How likely to succeed is this route to a special election? Probably close to hopeless. We live in a culture and by a legal system where a basic principle is that we are all “innocent until proven guilty.” It’s true that Henriquez was found guilty and sentenced in Middlesex Court; however, he is appealing that decision, according to his lawyer. After he was arraigned, it took two years for the case to come to trial. How long will an appeals process take – months? During that time, Henriquez will continue to have a livelihood paid for by the Commonwealth, and money to pay his lawyer. He is not going to give that up. And during the appeals process, that basic principle hangs in the air.
How likely is the House to vote for expulsion before the appeals court rules? How many of the legislators remember the case of Chuck Turner: He was found guilty, and the City Council then voted to expel him before he was sentenced, an action that was later overturned by the court, resulting in a city payment to Turner. My conclusion is that, while Henriquez’s legal appeal continues, there is, despite good intentions, probably no one who can force the representative to resign, so a timely special election is not going to happen.

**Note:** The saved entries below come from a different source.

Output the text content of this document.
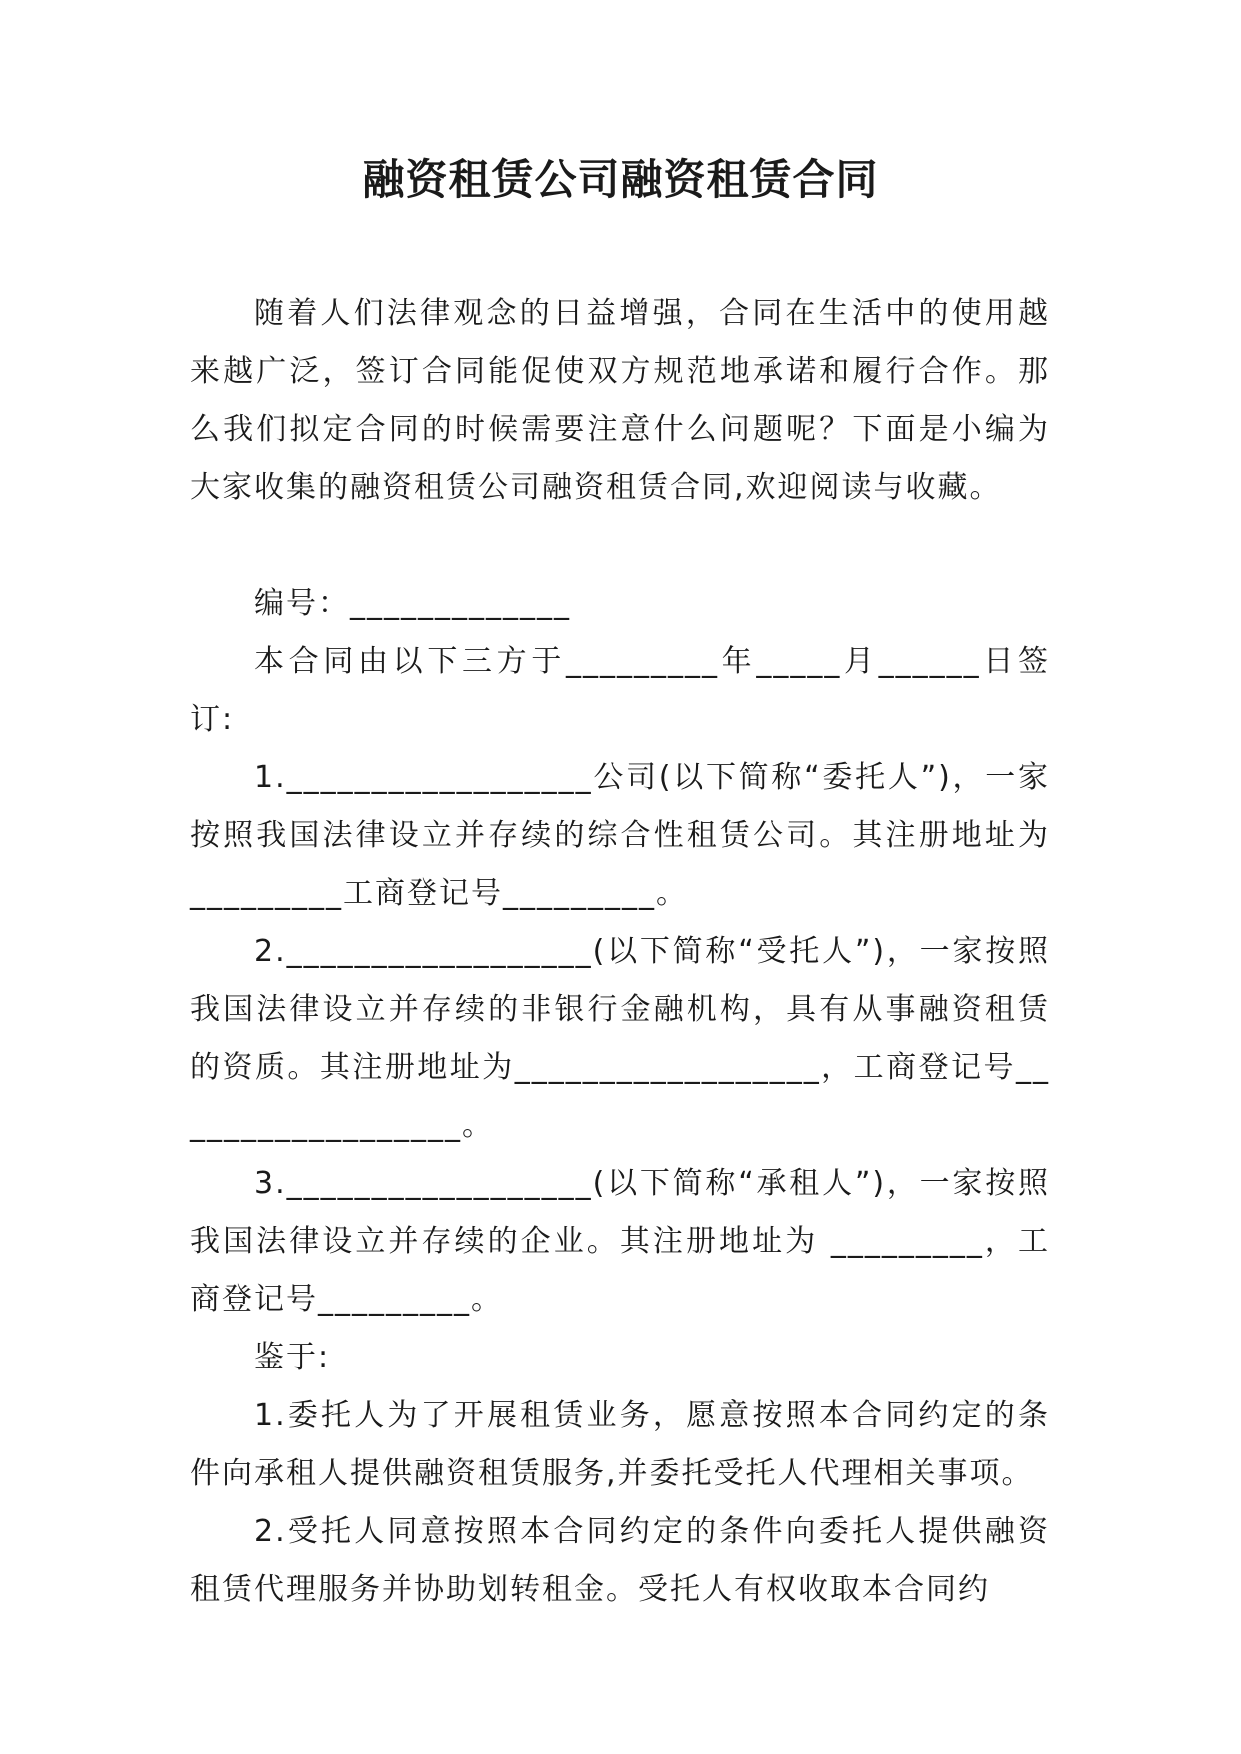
融资租赁公司融资租赁合同

随着人们法律观念的日益增强，合同在生活中的使用越来越广泛，签订合同能促使双方规范地承诺和履行合作。那么我们拟定合同的时候需要注意什么问题呢？下面是小编为大家收集的融资租赁公司融资租赁合同,欢迎阅读与收藏。

编号：_____________

本合同由以下三方于_________年_____月______日签订:

1.__________________公司(以下简称“委托人”)，一家按照我国法律设立并存续的综合性租赁公司。其注册地址为 _________工商登记号_________。

2.__________________(以下简称“受托人”)，一家按照我国法律设立并存续的非银行金融机构，具有从事融资租赁的资质。其注册地址为__________________，工商登记号__________________。

3.__________________(以下简称“承租人”)，一家按照我国法律设立并存续的企业。其注册地址为 _________，工商登记号_________。

鉴于:

1.委托人为了开展租赁业务，愿意按照本合同约定的条件向承租人提供融资租赁服务,并委托受托人代理相关事项。

2.受托人同意按照本合同约定的条件向委托人提供融资租赁代理服务并协助划转租金。受托人有权收取本合同约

This is where my plea comes in. Carlos, I beg you to resign for the sake of our neighbors and friends in the district. I do not make this plea out of personal animus. You know that I worked for your first campaign and the Ward 15 Democratic Party Committee endorsed you at that time. You must know that, while defending yourself, whether incarcerated, out on bail, out with an ankle bracelet, innocent or guilty, there is no way that you can effectively represent the people of the Fifth Suffolk District. Your staff will be unable to perform effectively without your leadership. We cannot expect other members of the House to watch out for our needs: they have a job to watch out for the needs of their districts. It is time to show yourself as a man with honor, who can think beyond his own dire needs, who, as a 37-year-old adult, can do the right thing. Only you can let us get on with building our neighborhoods, providing for the children, the elderly, and the poor who are our neighbors. You took an oath to serve the people of the Commonwealth and the Fifth Suffolk. It is time for you to admit that the only way you can keep that oath in these unusual circumstances is to step down immediately.
Ed Cook is a resident of Longfellow Street in Dorchester.